The biggest thing that stands out in my mind about America is the promise of America—the promise that it will always stand up for liberty, for freedom and for the pursuit of happiness, not just for its own people but for others beyond its shores. I go back to what I mentioned at the start—me standing on a chilly winter's day, in a queue, having driven hours to get to Springfield, waiting to have a look inside a place that was home to one of the greatest American presidents we have ever known, Abraham Lincoln. In this day and age some might consider that house to be tiny, but it proved to be a massive formative backdrop for someone who not only did so much for his own country but also inspired others in other corners of the world. Tested by the savagery of a civil war, Lincoln held his country together by ensuring that its promise of freedom and liberty wouldn't be compromised. It was his efforts that I thought of as I walked to see another memorial in Washington DC—the face of Martin Luther King etched out in stone standing proudly in that nation's capital. It has been a shining beacon—as much as that description has become commonplace. I think of the words of one woman sitting at the feet of another:
"Keep, ancient lands, your storied pomp!" cries she
With silent lips. "Give me your tired, your poor,
Your huddled masses yearning to breathe free,
The wretched refuse of your teeming shore.

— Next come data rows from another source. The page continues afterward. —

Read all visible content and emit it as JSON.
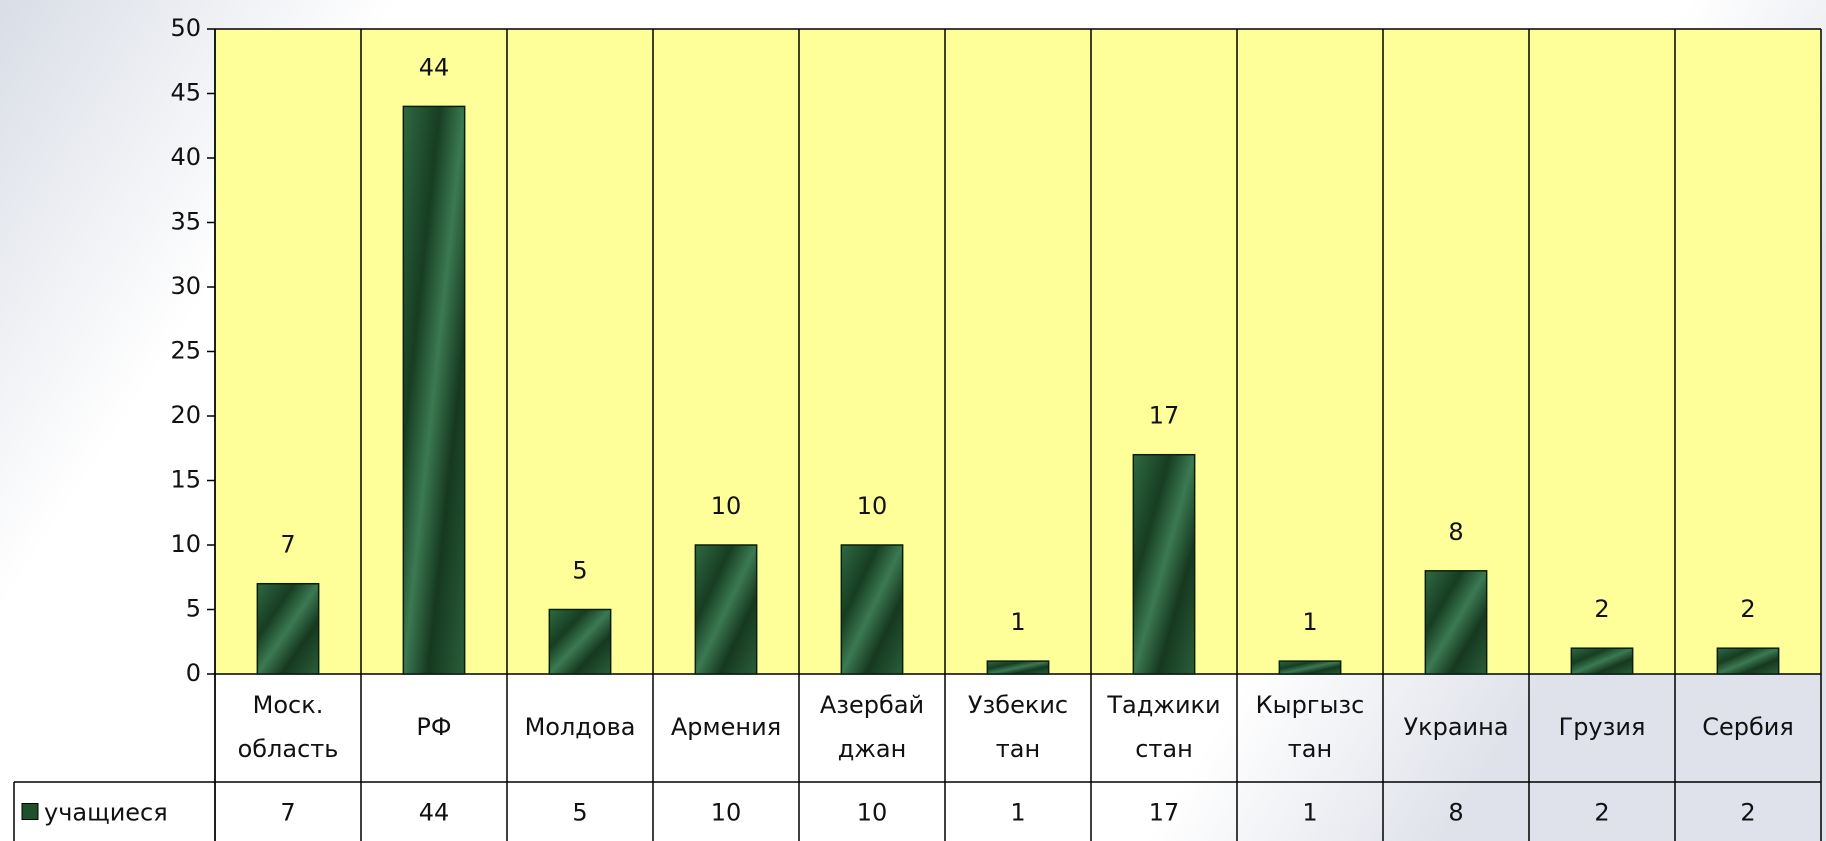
{
  "chart_data": {
    "type": "bar",
    "categories": [
      [
        "Моск.",
        "область"
      ],
      [
        "РФ"
      ],
      [
        "Молдова"
      ],
      [
        "Армения"
      ],
      [
        "Азербай",
        "джан"
      ],
      [
        "Узбекис",
        "тан"
      ],
      [
        "Таджики",
        "стан"
      ],
      [
        "Кыргызс",
        "тан"
      ],
      [
        "Украина"
      ],
      [
        "Грузия"
      ],
      [
        "Сербия"
      ]
    ],
    "series": [
      {
        "name": "учащиеся",
        "color": "#1f4f2c",
        "values": [
          7,
          44,
          5,
          10,
          10,
          1,
          17,
          1,
          8,
          2,
          2
        ]
      }
    ],
    "ylim": [
      0,
      50
    ],
    "yticks": [
      0,
      5,
      10,
      15,
      20,
      25,
      30,
      35,
      40,
      45,
      50
    ],
    "plot_background": "#ffff99",
    "data_table": true
  }
}
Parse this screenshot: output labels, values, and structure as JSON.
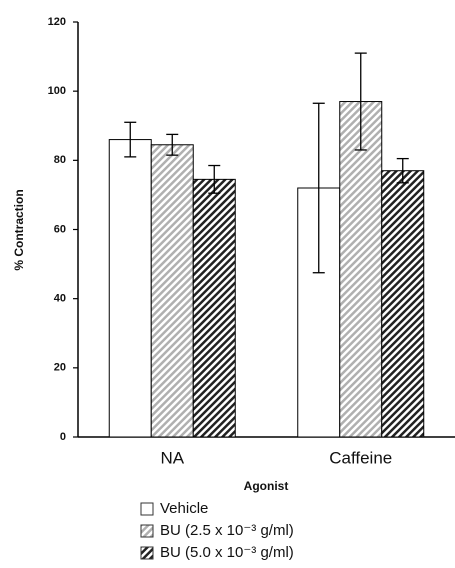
{
  "chart_data": {
    "type": "bar",
    "x_label": "Agonist",
    "y_label": "% Contraction",
    "categories": [
      "NA",
      "Caffeine"
    ],
    "series": [
      {
        "name": "Vehicle",
        "color": "#ffffff",
        "hatch": false,
        "values": [
          86,
          72
        ],
        "errors": [
          5,
          24.5
        ]
      },
      {
        "name": "BU (2.5 x 10⁻³ g/ml)",
        "color": "#b0b0b0",
        "hatch": true,
        "values": [
          84.5,
          97
        ],
        "errors": [
          3,
          14
        ]
      },
      {
        "name": "BU (5.0 x 10⁻³ g/ml)",
        "color": "#222222",
        "hatch": true,
        "values": [
          74.5,
          77
        ],
        "errors": [
          4,
          3.5
        ]
      }
    ],
    "ylim": [
      0,
      120
    ],
    "yticks": [
      0,
      20,
      40,
      60,
      80,
      100,
      120
    ],
    "grid": false
  }
}
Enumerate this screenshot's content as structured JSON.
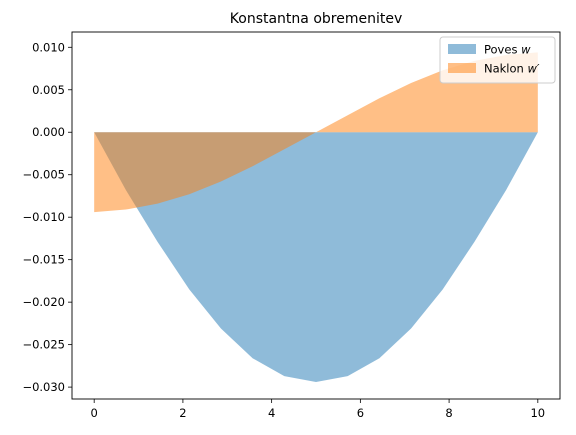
{
  "chart_data": {
    "type": "area",
    "title": "Konstantna obremenitev",
    "xlabel": "",
    "ylabel": "",
    "xlim": [
      -0.5,
      10.5
    ],
    "ylim": [
      -0.0314,
      0.0118
    ],
    "xticks": [
      "0",
      "2",
      "4",
      "6",
      "8",
      "10"
    ],
    "xtick_values": [
      0,
      2,
      4,
      6,
      8,
      10
    ],
    "yticks": [
      "0.010",
      "0.005",
      "0.000",
      "−0.005",
      "−0.010",
      "−0.015",
      "−0.020",
      "−0.025",
      "−0.030"
    ],
    "ytick_values": [
      0.01,
      0.005,
      0.0,
      -0.005,
      -0.01,
      -0.015,
      -0.02,
      -0.025,
      -0.03
    ],
    "grid": false,
    "legend_position": "top-right",
    "x": [
      0,
      0.714,
      1.429,
      2.143,
      2.857,
      3.571,
      4.286,
      5.0,
      5.714,
      6.429,
      7.143,
      7.857,
      8.571,
      9.286,
      10.0
    ],
    "series": [
      {
        "name": "Poves",
        "name_math": "w",
        "color": "#1f77b4",
        "alpha": 0.5,
        "values": [
          0.0,
          -0.0068,
          -0.0129,
          -0.0185,
          -0.0231,
          -0.0266,
          -0.0287,
          -0.0294,
          -0.0287,
          -0.0266,
          -0.0231,
          -0.0185,
          -0.0129,
          -0.0068,
          0.0
        ]
      },
      {
        "name": "Naklon",
        "name_math": "w′",
        "color": "#ff7f0e",
        "alpha": 0.5,
        "values": [
          -0.0094,
          -0.0091,
          -0.0084,
          -0.0073,
          -0.0058,
          -0.004,
          -0.002,
          0.0,
          0.002,
          0.004,
          0.0058,
          0.0073,
          0.0084,
          0.0091,
          0.0094
        ]
      }
    ]
  }
}
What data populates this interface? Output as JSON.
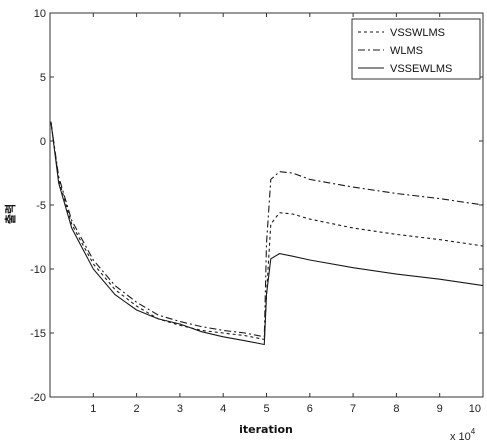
{
  "chart_data": {
    "type": "line",
    "title": "",
    "xlabel": "iteration",
    "ylabel": "출력",
    "x_multiplier_label": "x 10",
    "x_multiplier_exponent": "4",
    "xlim": [
      0,
      10
    ],
    "ylim": [
      -20,
      10
    ],
    "x_ticks": [
      1,
      2,
      3,
      4,
      5,
      6,
      7,
      8,
      9,
      10
    ],
    "x_tick_labels": [
      "1",
      "2",
      "3",
      "4",
      "5",
      "6",
      "7",
      "8",
      "9",
      "10"
    ],
    "y_ticks": [
      10,
      5,
      0,
      -5,
      -10,
      -15,
      -20
    ],
    "y_tick_labels": [
      "10",
      "5",
      "0",
      "-5",
      "-10",
      "-15",
      "-20"
    ],
    "grid": false,
    "legend_position": "top-right",
    "series": [
      {
        "name": "VSSWLMS",
        "style": "dotted",
        "x": [
          0.02,
          0.2,
          0.5,
          1,
          1.5,
          2,
          2.5,
          3,
          3.5,
          4,
          4.5,
          4.95,
          5.0,
          5.1,
          5.3,
          5.6,
          6,
          7,
          8,
          9,
          10
        ],
        "y": [
          1.5,
          -3,
          -6.5,
          -9.6,
          -11.6,
          -12.9,
          -13.9,
          -14.4,
          -14.8,
          -15.0,
          -15.2,
          -15.5,
          -12.0,
          -6.5,
          -5.6,
          -5.7,
          -6.1,
          -6.8,
          -7.3,
          -7.7,
          -8.2
        ]
      },
      {
        "name": "WLMS",
        "style": "dashdot",
        "x": [
          0.02,
          0.2,
          0.5,
          1,
          1.5,
          2,
          2.5,
          3,
          3.5,
          4,
          4.5,
          4.95,
          5.0,
          5.1,
          5.3,
          5.6,
          6,
          7,
          8,
          9,
          10
        ],
        "y": [
          1.5,
          -2.8,
          -6.2,
          -9.3,
          -11.3,
          -12.6,
          -13.6,
          -14.1,
          -14.5,
          -14.8,
          -15.0,
          -15.3,
          -8.0,
          -3.0,
          -2.4,
          -2.5,
          -3.0,
          -3.6,
          -4.1,
          -4.5,
          -5.0
        ]
      },
      {
        "name": "VSSEWLMS",
        "style": "solid",
        "x": [
          0.02,
          0.2,
          0.5,
          1,
          1.5,
          2,
          2.5,
          3,
          3.5,
          4,
          4.5,
          4.95,
          5.0,
          5.1,
          5.3,
          5.6,
          6,
          7,
          8,
          9,
          10
        ],
        "y": [
          1.5,
          -3.3,
          -6.8,
          -10.0,
          -12.0,
          -13.2,
          -13.9,
          -14.3,
          -14.9,
          -15.3,
          -15.6,
          -15.9,
          -12.0,
          -9.2,
          -8.8,
          -9.0,
          -9.3,
          -9.9,
          -10.4,
          -10.8,
          -11.3
        ]
      }
    ]
  }
}
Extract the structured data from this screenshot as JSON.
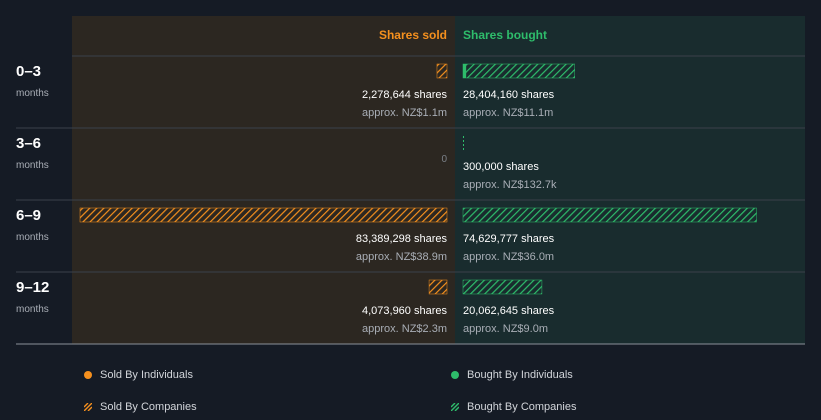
{
  "chart_data": {
    "type": "bar",
    "orientation": "diverging-horizontal",
    "headers": {
      "sold": "Shares sold",
      "bought": "Shares bought"
    },
    "categories": [
      {
        "label": "0–3",
        "sublabel": "months"
      },
      {
        "label": "3–6",
        "sublabel": "months"
      },
      {
        "label": "6–9",
        "sublabel": "months"
      },
      {
        "label": "9–12",
        "sublabel": "months"
      }
    ],
    "series": [
      {
        "name": "Sold By Companies",
        "side": "sold",
        "values": [
          2278644,
          0,
          83389298,
          4073960
        ],
        "shares_text": [
          "2,278,644 shares",
          "0",
          "83,389,298 shares",
          "4,073,960 shares"
        ],
        "approx_text": [
          "approx. NZ$1.1m",
          "",
          "approx. NZ$38.9m",
          "approx. NZ$2.3m"
        ]
      },
      {
        "name": "Bought By Companies",
        "side": "bought",
        "values": [
          28404160,
          300000,
          74629777,
          20062645
        ],
        "shares_text": [
          "28,404,160 shares",
          "300,000 shares",
          "74,629,777 shares",
          "20,062,645 shares"
        ],
        "approx_text": [
          "approx. NZ$11.1m",
          "approx. NZ$132.7k",
          "approx. NZ$36.0m",
          "approx. NZ$9.0m"
        ]
      },
      {
        "name": "Bought By Individuals",
        "side": "bought",
        "values": [
          800000,
          0,
          0,
          0
        ]
      }
    ],
    "legend": {
      "placement": "bottom",
      "items": [
        {
          "label": "Sold By Individuals",
          "marker": "dot",
          "color": "#f5901e"
        },
        {
          "label": "Bought By Individuals",
          "marker": "dot",
          "color": "#2ebd6b"
        },
        {
          "label": "Sold By Companies",
          "marker": "hatch",
          "color": "#f5901e"
        },
        {
          "label": "Bought By Companies",
          "marker": "hatch",
          "color": "#2ebd6b"
        }
      ]
    },
    "colors": {
      "background": "#151b25",
      "sold_panel": "#2c2721",
      "bought_panel": "#192c2e",
      "sold": "#f5901e",
      "bought": "#2ebd6b"
    }
  }
}
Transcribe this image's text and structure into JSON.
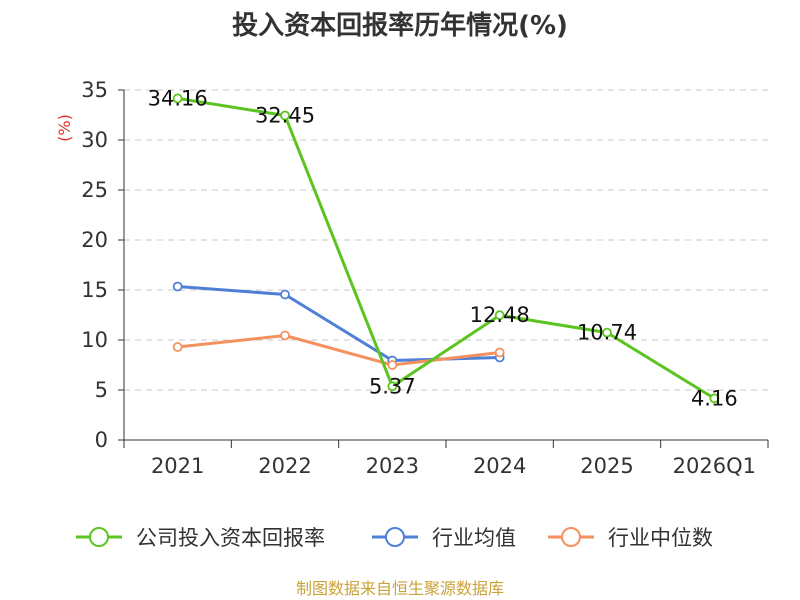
{
  "chart_data": {
    "type": "line",
    "title": "投入资本回报率历年情况(%)",
    "ylabel": "(%)",
    "xlabel": "",
    "categories": [
      "2021",
      "2022",
      "2023",
      "2024",
      "2025",
      "2026Q1"
    ],
    "ylim": [
      0,
      35
    ],
    "yticks": [
      "0",
      "5",
      "10",
      "15",
      "20",
      "25",
      "30",
      "35"
    ],
    "grid": true,
    "legend_position": "bottom",
    "series": [
      {
        "name": "公司投入资本回报率",
        "color": "#5cc420",
        "values": [
          34.16,
          32.45,
          5.37,
          12.48,
          10.74,
          4.16
        ],
        "labels": [
          "34.16",
          "32.45",
          "5.37",
          "12.48",
          "10.74",
          "4.16"
        ]
      },
      {
        "name": "行业均值",
        "color": "#4f7fd6",
        "values": [
          15.35,
          14.55,
          7.95,
          8.25,
          null,
          null
        ]
      },
      {
        "name": "行业中位数",
        "color": "#f4915e",
        "values": [
          9.3,
          10.45,
          7.5,
          8.75,
          null,
          null
        ]
      }
    ]
  },
  "footer": {
    "source": "制图数据来自恒生聚源数据库"
  }
}
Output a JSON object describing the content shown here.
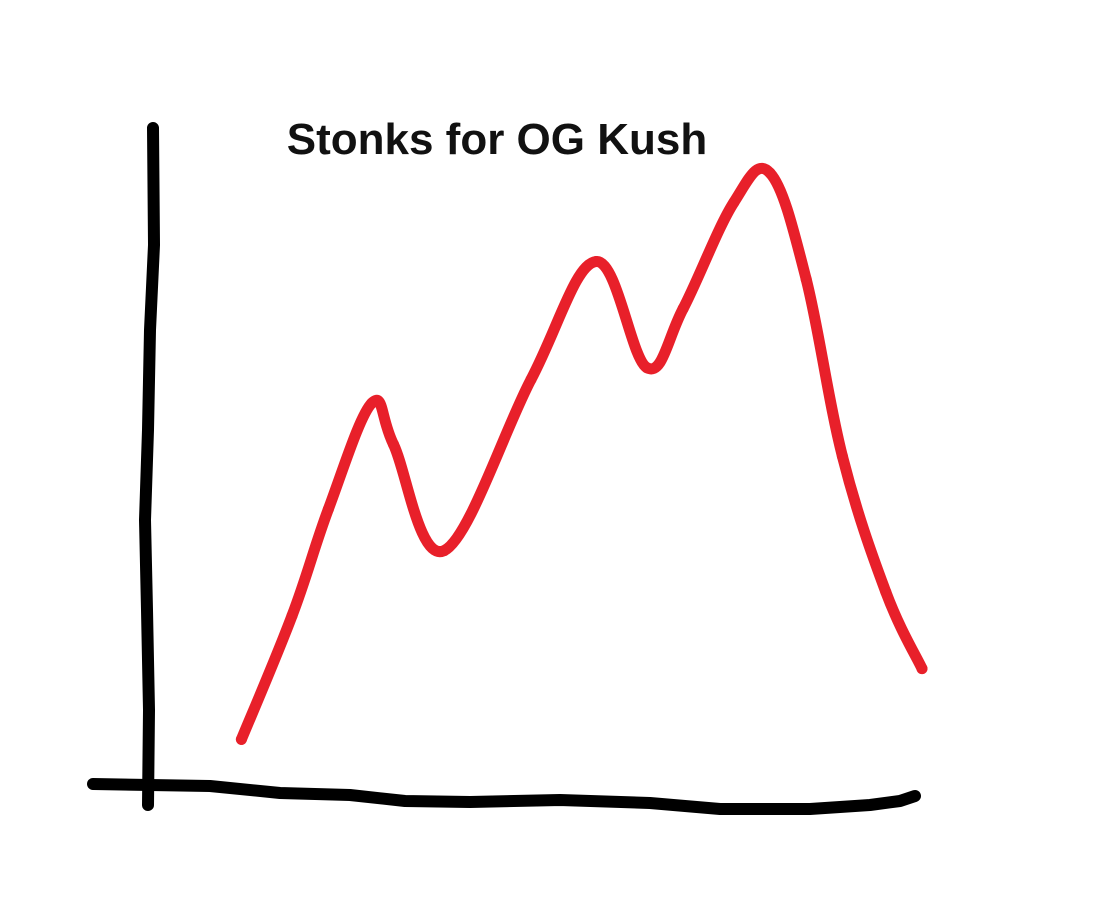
{
  "chart_data": {
    "type": "line",
    "title": "Stonks for OG Kush",
    "xlabel": "",
    "ylabel": "",
    "grid": false,
    "legend": "none",
    "xlim": [
      0,
      100
    ],
    "ylim": [
      0,
      100
    ],
    "series": [
      {
        "color": "#e8202a",
        "points": [
          {
            "x": 6,
            "y": 4
          },
          {
            "x": 13,
            "y": 25
          },
          {
            "x": 18,
            "y": 43
          },
          {
            "x": 24,
            "y": 61
          },
          {
            "x": 27,
            "y": 54
          },
          {
            "x": 34,
            "y": 36
          },
          {
            "x": 46,
            "y": 65
          },
          {
            "x": 55,
            "y": 85
          },
          {
            "x": 62,
            "y": 67
          },
          {
            "x": 67,
            "y": 77
          },
          {
            "x": 74,
            "y": 95
          },
          {
            "x": 79,
            "y": 100
          },
          {
            "x": 84,
            "y": 82
          },
          {
            "x": 89,
            "y": 52
          },
          {
            "x": 95,
            "y": 29
          },
          {
            "x": 100,
            "y": 16
          }
        ]
      }
    ]
  },
  "style": {
    "axis_color": "#000000",
    "title_color": "#111111",
    "background": "#ffffff"
  }
}
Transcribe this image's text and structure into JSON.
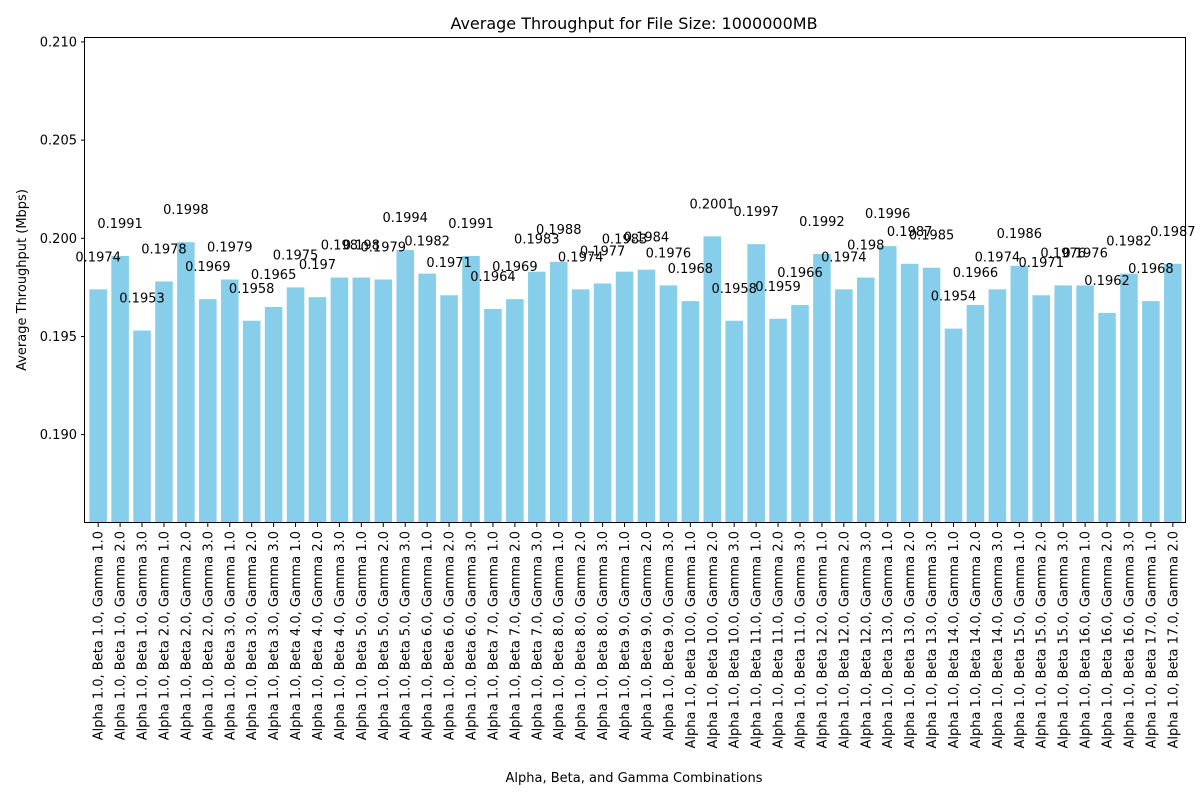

Send these, the homeless, tempest-tost to me,
I lift my lamp beside the golden door!"
Then many years later I hear these words in an angry hall in December 2015—another man trashing the lines of that sonnet with words that crack across the globe: 'Donald J Trump is calling for a total and complete shutdown of Muslims entering the United States until our country's representatives can figure out what is going on.' I can't believe this is where this great country has got to—that it exercises that ban and that it shuts out people on the basis of faith.
I visited the country at that point in time before the inauguration, friends saying to me that it was probably premature to think that it was not right to visit again some time later. But I think it's wrong that a nation that promises so much in freedom can shut out people on the basis of faith and do it in that way. It is wrong. It is against what America stands for. I think of the words of Paul Keating when he said that 'once they have pawned the crown, it's hard to reclaim the inheritance'. He is right. What America is doing to itself and the way that it's behaving is disappointing to so many of its friends. I can't see myself going back to America while this is being maintained. I cannot think of people like me, of my faith, being taken out in front of their children in a line and queuing up to visit the States, just on the basis of faith. America, I think the world of you. But I and people like me cannot be shamed by you. This is not the promise of the America we love. America is better than this.